Table of ornaments and recurrence for each reciting note (updated)

There's no substitute for various approaches to testing. I refreshed my shortcuts to the tests and redesigned the following table and found a few bugs as well-- so it is more complete and probably more accurate. (I had some Hebrew new testament in the data that I forgot to exclude, and I had not separate azla from geresh and geresh muqdam - and I separated tsinnor from zarqa as well.)

I also added the governing reciting note and the governed ornament in their Hebrew shapes to aid memorization. Now I may be able to produce some sample zarqa tables that will cover some high frequency usage of the ornaments. 
Table of ornaments and count of verses where they occur for each reciting note 
– arranged by usage in descending order and by book group.
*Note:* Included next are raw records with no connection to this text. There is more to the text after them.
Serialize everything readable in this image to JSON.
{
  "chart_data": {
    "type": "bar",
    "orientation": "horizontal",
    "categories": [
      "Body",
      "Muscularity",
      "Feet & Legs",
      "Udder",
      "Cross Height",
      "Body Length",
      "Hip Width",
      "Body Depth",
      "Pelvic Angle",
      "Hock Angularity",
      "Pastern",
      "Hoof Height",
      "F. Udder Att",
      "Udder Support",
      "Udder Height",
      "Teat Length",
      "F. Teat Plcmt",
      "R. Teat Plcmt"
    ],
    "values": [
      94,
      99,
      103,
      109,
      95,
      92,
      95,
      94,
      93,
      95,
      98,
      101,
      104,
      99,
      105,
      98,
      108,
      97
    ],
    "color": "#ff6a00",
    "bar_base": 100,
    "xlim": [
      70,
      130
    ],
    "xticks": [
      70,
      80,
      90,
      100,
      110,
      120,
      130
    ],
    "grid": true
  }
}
I raised the question a week ago of which ornaments are used on which reciting notes. This table allows is to examine that question and ask a few more about the logic of the music derived from Haïk-Vantoura's deciphering key. Why are some reciting notes preferred? Why are some ornaments used more than others?
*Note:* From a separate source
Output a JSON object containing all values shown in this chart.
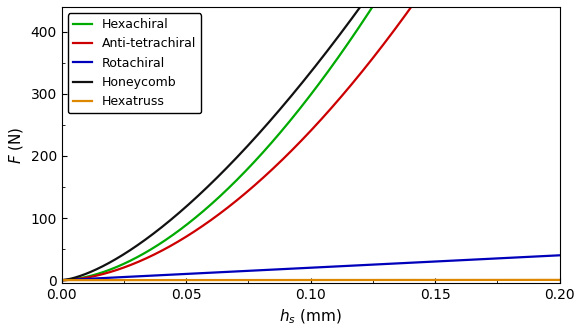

Working from the left: Darga is only once followed by any sign above the text. So ornaments almost never occur when c is the reciting note. So what follows darga? Most of the time (2,484) tevir follows darga. 314 times silluq, 249 times, munah, 14 times merkha or double merkha. Low c seems to be an uncomfortable reciting note.
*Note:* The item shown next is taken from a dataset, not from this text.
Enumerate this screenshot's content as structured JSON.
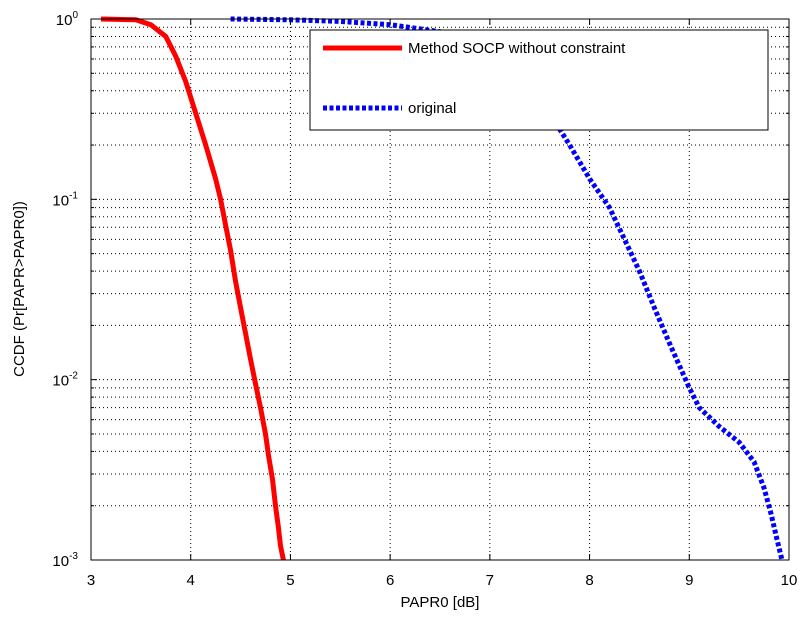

It's not surprising that f and g# (in the default mode for the prose books) are lower usage reciting notes since they are pivotal to the approach to the atnah. The f# (in the default mode for the poetry books) is a slightly higher usage. Psalm 1 sets the tone for this use of merkha as a reciting note.

The high usage reciting notes are e, A, B, and C. c occurs in about 13% of verses; d 31%, e occurs in all verses; f/f# in 83%; g/g# 94%; A occurs in 93%; B 82%; C 45%. It's clear that the qadma and zaqef-qatan are heavily used to phrase the prose verses.

Here's an example illustrating a typical if not often used (117 times in the 21 books) approach to the atnah, the rest point in the verse. The same approach is used in the following verse, one that is filled with comfort, illustrating the consolation from God. The approach to the rest note uses only accents below the text. But the recitation on the rest note is filled with comfort. The proclamation on the dominant, even if silent, is joyful.

Zephaniah 3:17
Here is the zarqa table for this verse.

Zarqa table for a verse with primary recitation on atnah and munah

17 Yahweh, your God is within you. One who prevails will save.
He will joy over you with gladness. He will be silent in his love. He will rejoice over you with a loud shout.
יז יהו֧ה אלה֛יך בקרב֖ך גב֣ור יוש֑יע
יש֨יש על֜יך בשמח֗ה יחריש֙ בא֣הבת֔ו יג֥יל על֖יך ברנֽה
14
24
iz ihvh alohiiç bqrbç gibor iowiy
iwiw yliiç bwmkh ikriw bahbto igil yliiç brinh
It seems to me that the music fits the text well.